¿Cómo nos movemos en tiempo de pandemia?

Un nuevo estudio del RACC ha analizado el cambio de hábitos en la movilidad de Barcelona y el área metropolitana a raíz de la covid-19, y ha identificado que un 30% de los ciudadanos han variado los trayectos que hacen por trabajo o estudios y que ahora prefieren ir andando, en bicicleta o en coche. El informe también revela que, como promedio, menos del 20% de los peatones utilizan los nuevos espacios para andar que se han habilitado en las calzadas de la ciudad.

La covid-19 lo ha alterado todo. También la manera de moverse de la gente. Por un lado, porque hay menos desplazamientos por la pérdida de puestos de trabajo, el incremento del teletrabajo y la limitación de los movimientos no imprescindibles; y, por otro lado, por motivos sanitarios y para poder garantizar la distancia física y extremar la higiene.

Las cifras son abrumadoras: en Barcelona se están realizando 1.125.000 desplazamientos menos que antes de la pandemia y muchos ciudadanos optan por utilizar medios de transporte individuales (ir andando, en bicicleta y en vehículo privado), mientras que el transporte público sufre una bajada significativa de usuarios.

Estas son algunas de las reveladoras conclusiones del amplio estudio realizado por el RACC, La movilidad en Barcelona en la nueva normalidad, que incluye 1.600 encuestas a ciudadanos residentes en el área metropolitana de Barcelona y más de 60.000 observaciones a personas que se desplazan en diferentes medios de transporte.

 

El transporte público, el más perjudicado

Que la crisis sanitaria lo ha parado todo lo demuestra el hecho de que la gente se mueve mucho menos por la ciudad: un 40% de los trabajadores ya no se desplazan cada día al trabajo, de los que un 20% teletrebajan y un 20% combinan trabajo presencial y teletrabajo.

El dato es revelador, ya que si antes de la pandemia se hacían 3,5 desplazamientos al día como promedio, ahora se hacen 2,6. Se va más andando (con un incremento del 24% al 34% dentro de la ciudad) y en coche (del 24% al 47%).

En Barcelona, un 30% de los ciudadanos admite que ha variado el medio de transporte que utiliza para ir a trabajar o estudiar.

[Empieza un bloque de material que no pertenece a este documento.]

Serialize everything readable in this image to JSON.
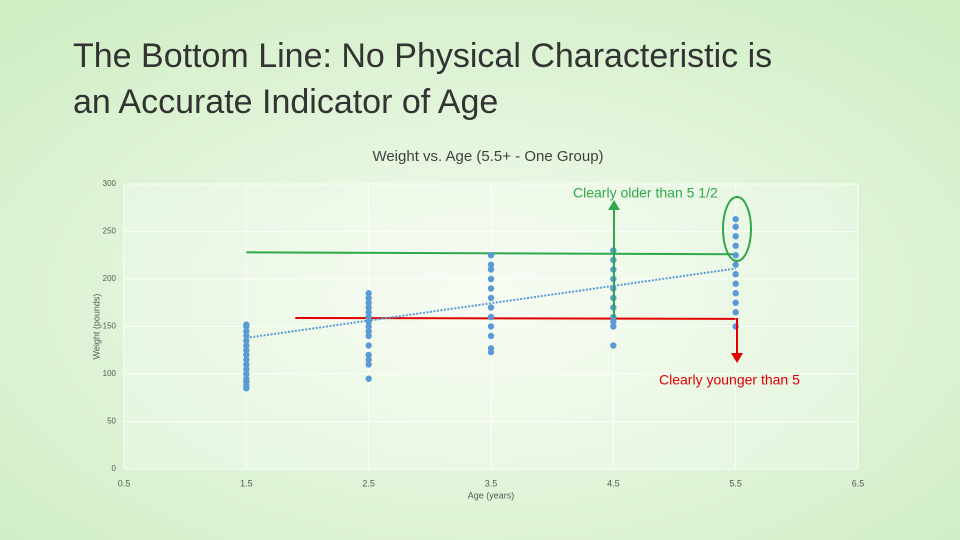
{
  "slide_title": "The Bottom Line: No Physical Characteristic is an Accurate Indicator of Age",
  "chart_data": {
    "type": "scatter",
    "title": "Weight vs. Age (5.5+ - One Group)",
    "x_label": "Age (years)",
    "y_label": "Weight (pounds)",
    "xlim": [
      0.5,
      6.5
    ],
    "xticks": [
      0.5,
      1.5,
      2.5,
      3.5,
      4.5,
      5.5,
      6.5
    ],
    "ylim": [
      0,
      300
    ],
    "yticks": [
      0,
      50,
      100,
      150,
      200,
      250,
      300
    ],
    "grid": true,
    "series": [
      {
        "color": "#5b9bd5",
        "x": [
          1.5,
          1.5,
          1.5,
          1.5,
          1.5,
          1.5,
          1.5,
          1.5,
          1.5,
          1.5,
          1.5,
          1.5,
          1.5,
          1.5,
          1.5,
          1.5,
          2.5,
          2.5,
          2.5,
          2.5,
          2.5,
          2.5,
          2.5,
          2.5,
          2.5,
          2.5,
          2.5,
          2.5,
          2.5,
          2.5,
          2.5,
          3.5,
          3.5,
          3.5,
          3.5,
          3.5,
          3.5,
          3.5,
          3.5,
          3.5,
          3.5,
          3.5,
          3.5,
          4.5,
          4.5,
          4.5,
          4.5,
          4.5,
          4.5,
          4.5,
          4.5,
          4.5,
          4.5,
          4.5,
          5.5,
          5.5,
          5.5,
          5.5,
          5.5,
          5.5,
          5.5,
          5.5,
          5.5,
          5.5,
          5.5,
          5.5
        ],
        "values": [
          85,
          88,
          92,
          95,
          100,
          105,
          110,
          115,
          120,
          125,
          130,
          135,
          140,
          145,
          150,
          152,
          95,
          110,
          115,
          120,
          130,
          140,
          145,
          150,
          155,
          160,
          165,
          170,
          175,
          180,
          185,
          123,
          127,
          140,
          150,
          160,
          170,
          180,
          190,
          200,
          210,
          215,
          225,
          130,
          150,
          155,
          160,
          170,
          180,
          190,
          200,
          210,
          220,
          230,
          150,
          165,
          175,
          185,
          195,
          205,
          215,
          225,
          235,
          245,
          255,
          263
        ]
      }
    ],
    "trendline": {
      "color": "#5b9bd5",
      "x": [
        1.5,
        5.5
      ],
      "values": [
        138,
        211
      ]
    },
    "reference_lines": [
      {
        "color": "#2ea84a",
        "x": [
          1.5,
          5.5
        ],
        "values": [
          228,
          226
        ]
      },
      {
        "color": "#e00000",
        "x": [
          1.9,
          5.5
        ],
        "values": [
          159,
          158
        ]
      }
    ],
    "annotations": [
      {
        "text": "Clearly older than 5 1/2",
        "color": "#2ea84a"
      },
      {
        "text": "Clearly younger than 5",
        "color": "#e00000"
      }
    ]
  }
}
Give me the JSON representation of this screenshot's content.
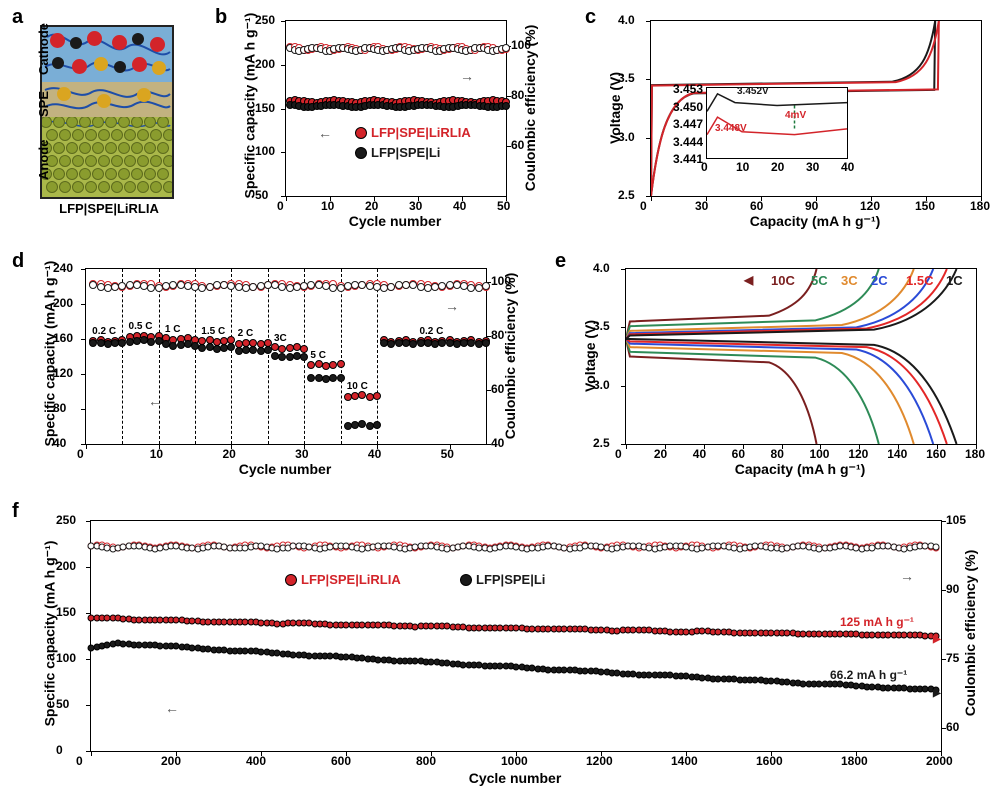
{
  "panelA": {
    "label": "a",
    "sideLabels": [
      "Cathode",
      "SPE",
      "Anode"
    ],
    "caption": "LFP|SPE|LiRLIA",
    "colors": {
      "cathode": "#7aaed6",
      "spe": "#c2b280",
      "anode": "#aab84a",
      "red": "#d3242a",
      "black": "#1a1a1a",
      "gold": "#daa520",
      "grain": "#8a9c2e"
    }
  },
  "panelB": {
    "label": "b",
    "type": "scatter",
    "xlabel": "Cycle number",
    "ylabel": "Specific capacity (mA h g⁻¹)",
    "y2label": "Coulombic efficiency (%)",
    "xlim": [
      0,
      50
    ],
    "xtick_step": 10,
    "ylim": [
      50,
      250
    ],
    "ytick_step": 50,
    "y2lim": [
      40,
      110
    ],
    "y2tick_step": 20,
    "legend": [
      {
        "label": "LFP|SPE|LiRLIA",
        "color": "#d3242a"
      },
      {
        "label": "LFP|SPE|Li",
        "color": "#1a1a1a"
      }
    ],
    "series_cap_red_y": 158,
    "series_cap_black_y": 153,
    "series_ce_y": 99,
    "marker_size": 6
  },
  "panelC": {
    "label": "c",
    "type": "line",
    "xlabel": "Capacity (mA h g⁻¹)",
    "ylabel": "Voltage (V)",
    "xlim": [
      0,
      180
    ],
    "xtick_step": 30,
    "ylim": [
      2.5,
      4.0
    ],
    "ytick_step": 0.5,
    "plateau_charge": 3.48,
    "plateau_discharge": 3.38,
    "cap_red": 157,
    "cap_black": 155,
    "colors": {
      "red": "#d3242a",
      "black": "#1a1a1a"
    },
    "line_width": 2,
    "inset": {
      "xlim": [
        0,
        40
      ],
      "ylim": [
        3.441,
        3.453
      ],
      "label1": "3.452V",
      "label2": "3.448V",
      "diff": "4mV",
      "color1": "#1a1a1a",
      "color2": "#d3242a"
    }
  },
  "panelD": {
    "label": "d",
    "type": "scatter",
    "xlabel": "Cycle number",
    "ylabel": "Specific capacity (mA h g⁻¹)",
    "y2label": "Coulombic efficiency (%)",
    "xlim": [
      0,
      55
    ],
    "xtick_step": 10,
    "ylim": [
      40,
      240
    ],
    "yticks": [
      40,
      80,
      120,
      160,
      200,
      240
    ],
    "y2lim": [
      40,
      105
    ],
    "y2ticks": [
      40,
      60,
      80,
      100
    ],
    "marker_size": 6,
    "rates": [
      "0.2 C",
      "0.5 C",
      "1 C",
      "1.5 C",
      "2 C",
      "3C",
      "5 C",
      "10 C",
      "0.2 C"
    ],
    "step_boundaries": [
      5,
      10,
      15,
      20,
      25,
      30,
      35,
      40
    ],
    "cap_red": [
      158,
      163,
      160,
      158,
      155,
      150,
      130,
      95,
      158
    ],
    "cap_black": [
      155,
      158,
      153,
      150,
      147,
      140,
      115,
      62,
      155
    ],
    "ce_y": 99,
    "colors": {
      "red": "#d3242a",
      "black": "#1a1a1a"
    }
  },
  "panelE": {
    "label": "e",
    "type": "line",
    "xlabel": "Capacity (mA h g⁻¹)",
    "ylabel": "Voltage (V)",
    "xlim": [
      0,
      180
    ],
    "xtick_step": 20,
    "ylim": [
      2.5,
      4.0
    ],
    "ytick_step": 0.5,
    "line_width": 2,
    "series": [
      {
        "label": "10C",
        "color": "#7a1f1f",
        "cap": 98,
        "ch_plat": 3.6,
        "dis_plat": 3.2
      },
      {
        "label": "5C",
        "color": "#2e8b57",
        "cap": 130,
        "ch_plat": 3.56,
        "dis_plat": 3.24
      },
      {
        "label": "3C",
        "color": "#e08a2e",
        "cap": 148,
        "ch_plat": 3.52,
        "dis_plat": 3.28
      },
      {
        "label": "2C",
        "color": "#2a4bd7",
        "cap": 158,
        "ch_plat": 3.5,
        "dis_plat": 3.31
      },
      {
        "label": "1.5C",
        "color": "#e32727",
        "cap": 165,
        "ch_plat": 3.49,
        "dis_plat": 3.33
      },
      {
        "label": "1C",
        "color": "#1a1a1a",
        "cap": 170,
        "ch_plat": 3.48,
        "dis_plat": 3.35
      }
    ]
  },
  "panelF": {
    "label": "f",
    "type": "scatter",
    "xlabel": "Cycle number",
    "ylabel": "Specific capacity (mA h g⁻¹)",
    "y2label": "Coulombic efficiency (%)",
    "xlim": [
      0,
      2000
    ],
    "xtick_step": 200,
    "ylim": [
      0,
      250
    ],
    "ytick_step": 50,
    "y2lim": [
      55,
      105
    ],
    "y2ticks": [
      60,
      75,
      90,
      105
    ],
    "legend": [
      {
        "label": "LFP|SPE|LiRLIA",
        "color": "#d3242a"
      },
      {
        "label": "LFP|SPE|Li",
        "color": "#1a1a1a"
      }
    ],
    "annotations": [
      {
        "text": "125 mA h g⁻¹",
        "color": "#d3242a"
      },
      {
        "text": "66.2 mA h g⁻¹",
        "color": "#1a1a1a"
      }
    ],
    "red_start": 145,
    "red_end": 125,
    "black_start": 120,
    "black_end": 66.2,
    "ce_y": 99.5,
    "marker_size": 5,
    "n_points": 160
  },
  "fontsize_axis": 14,
  "fontsize_tick": 12,
  "fontsize_panel_label": 20
}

En el resto del área metropolitana lo ha hecho el 23%. Los efectos de la pandemia han ido en detrimento del transporte público: muchos ciudadanos han dejado de utilizarlo. En el interior de Barcelona, los usuarios del metro han disminuido del 42% al 27%, y los del bus, del 32% al 24%. En el resto del área metropolitana, el uso del metro ha caído del 30% al 20%, y el del bus, del 21% al 16%.

Necesidad de consenso

El RACC también ha hecho un trabajo de observación del comportamiento de los ciudadanos, tanto si van andando como en bicicleta, patinete, transporte público urbano o interurbano, coche o moto. Se ha focalizado en si se utilizan los nuevos espacios para peatones habilitados en las calzadas de algunas calles de Barcelona, y que forman parte del llamado urbanismo táctico. Y ha constatado que, como promedio, menos del 20% de los peatones utilizan estos espacios (con la excepción de la c. Girona) y que uno de cada tres coches y motos no respetan el límite de 30 km/h establecido para garantizar la seguridad de los usuarios más vulnerables.

La nueva normalidad ha comportado cambios que afectan a la calidad de vida, la economía y el medio ambiente, pero también ha abierto la puerta a nuevos retos que nos acerquen a una movilidad más segura y sostenible y que, a la vez, generen progreso económico. Es tiempo de pensar nuevos escenarios desde el consenso y en los que el papel de cada medio de transporte esté bien definido.